После того как Рурико-сан, намереваясь наконец открыть свой ресторанчик, ушла из ночного клуба, где она развлекала посетителей, ее убил один из бывших назойливых клиентов. Он расчленил ее, и, говорят, большую часть тела до сих пор не нашли.

Для так и не исполнившей мечту Рурико-сан последним, что она увидела перед смертью, стали ее собственные руки. В них она сконцентрировала все свое существо. Я немедленно спросил у Рурико-сан:

— А вы не хотите отправиться на небеса?

В ответ Рурико-сан написала на листочке: «Моя мечта сбылась, сейчас я очень счастлива».

Даже став нежитью, она может заниматься любимым делом и слушать, как мы с Акинэ-тян без остановки нахваливаем ее стряпню. Для Рурико-сан нет большего счастья. Приготовленная ею еда потому получается такой вкусной, что каждое блюдо является воплощением ее мечты. Все они пропитаны ее желанием, чтобы их съели с удовольствием.

В школьном общежитии за столовую отвечали три женщины в возрасте от сорока до пятидесяти. Все опытные поварихи. Готовят бесспорно хорошо и вообще приятные в общении, но все же это их работа. Для своих родных они, понятное дело, готовят иначе. Но живущим в общежитии ученикам это и не нужно. Нынешние подростки не любят, когда лезут в их дела, и общаться с поварихами они не желают. Они точно, сами того не замечая, посылают им мысленные сигналы: «Ваше дело — кухарить, во все остальное нос свой не суйте. Отработали — уходите». С чего бы поварихам готовить с любовью.

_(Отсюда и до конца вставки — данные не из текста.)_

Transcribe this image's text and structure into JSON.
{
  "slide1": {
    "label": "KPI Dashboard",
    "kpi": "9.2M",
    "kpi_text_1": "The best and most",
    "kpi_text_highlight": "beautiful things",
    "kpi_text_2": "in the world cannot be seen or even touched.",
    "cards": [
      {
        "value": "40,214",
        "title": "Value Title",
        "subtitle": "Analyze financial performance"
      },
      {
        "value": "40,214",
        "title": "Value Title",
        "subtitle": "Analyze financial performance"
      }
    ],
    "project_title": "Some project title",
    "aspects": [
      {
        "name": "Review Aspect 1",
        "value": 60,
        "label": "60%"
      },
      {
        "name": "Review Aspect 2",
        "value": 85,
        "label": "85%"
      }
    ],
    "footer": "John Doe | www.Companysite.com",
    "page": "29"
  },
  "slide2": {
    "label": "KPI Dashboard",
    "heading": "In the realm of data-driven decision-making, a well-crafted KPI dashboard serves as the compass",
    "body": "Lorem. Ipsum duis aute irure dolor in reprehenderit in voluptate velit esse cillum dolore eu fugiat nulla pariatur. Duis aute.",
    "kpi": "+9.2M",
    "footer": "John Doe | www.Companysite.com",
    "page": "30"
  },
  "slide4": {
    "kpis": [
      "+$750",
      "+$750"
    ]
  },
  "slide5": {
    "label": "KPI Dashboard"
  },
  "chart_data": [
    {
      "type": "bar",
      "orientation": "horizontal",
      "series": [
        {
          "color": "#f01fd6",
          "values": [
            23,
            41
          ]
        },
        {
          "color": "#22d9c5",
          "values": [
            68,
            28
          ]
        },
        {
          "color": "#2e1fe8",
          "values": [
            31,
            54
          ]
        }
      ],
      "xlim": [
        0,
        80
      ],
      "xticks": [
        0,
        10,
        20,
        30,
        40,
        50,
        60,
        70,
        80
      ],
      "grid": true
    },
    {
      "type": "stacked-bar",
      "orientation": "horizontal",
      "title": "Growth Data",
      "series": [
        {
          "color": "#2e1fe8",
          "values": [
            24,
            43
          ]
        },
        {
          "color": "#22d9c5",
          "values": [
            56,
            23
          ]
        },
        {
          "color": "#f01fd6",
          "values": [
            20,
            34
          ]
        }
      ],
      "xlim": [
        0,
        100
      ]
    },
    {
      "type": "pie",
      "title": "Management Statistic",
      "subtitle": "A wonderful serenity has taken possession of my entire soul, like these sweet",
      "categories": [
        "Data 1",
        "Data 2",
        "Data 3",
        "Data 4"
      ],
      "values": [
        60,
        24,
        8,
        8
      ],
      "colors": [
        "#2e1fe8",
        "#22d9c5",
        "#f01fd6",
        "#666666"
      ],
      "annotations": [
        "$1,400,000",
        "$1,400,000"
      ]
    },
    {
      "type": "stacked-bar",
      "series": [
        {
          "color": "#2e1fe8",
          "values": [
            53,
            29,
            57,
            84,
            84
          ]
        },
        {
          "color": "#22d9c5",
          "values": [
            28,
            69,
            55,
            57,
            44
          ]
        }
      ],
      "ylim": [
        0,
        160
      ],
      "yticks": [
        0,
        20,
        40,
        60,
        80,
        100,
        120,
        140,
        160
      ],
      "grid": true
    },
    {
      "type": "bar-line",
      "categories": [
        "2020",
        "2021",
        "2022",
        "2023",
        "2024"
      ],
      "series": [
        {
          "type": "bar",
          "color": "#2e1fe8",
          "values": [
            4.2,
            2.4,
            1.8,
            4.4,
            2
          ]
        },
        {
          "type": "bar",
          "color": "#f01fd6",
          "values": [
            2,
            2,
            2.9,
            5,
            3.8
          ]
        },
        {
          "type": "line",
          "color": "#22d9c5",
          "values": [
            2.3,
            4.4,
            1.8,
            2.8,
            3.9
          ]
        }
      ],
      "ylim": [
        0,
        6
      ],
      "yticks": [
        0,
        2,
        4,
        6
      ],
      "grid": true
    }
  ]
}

Слыша обрывки разговоров других ребят, как они встретили на улице кого-то из поварих, но, естественно, сделали вид, что они не знакомы, глядя на точно закрывшегося в раковине Кагу, мне иногда становилось страшно не по себе. Нечто похожее я испытывал в пору жизни в доме дяди Хироси, когда на сердце будто наваливалась тяжесть.

Мои родители не были особо разговорчивыми людьми. А папа вообще был человеком молчаливым, который за весь обед или ужин мог не произнести и слова.

«Но… они всегда внимательно меня выслушивали», — вспомнилось мне вдруг далекое прошлое.

Даже не разговаривая, между нами всегда существовало взаимопонимание. Чувствовалась связь. Поэтому молчание папы никогда не вызывало неприятных эмоций. Ни я, ни папа, ни мама не пытались выстроить вокруг себя стену.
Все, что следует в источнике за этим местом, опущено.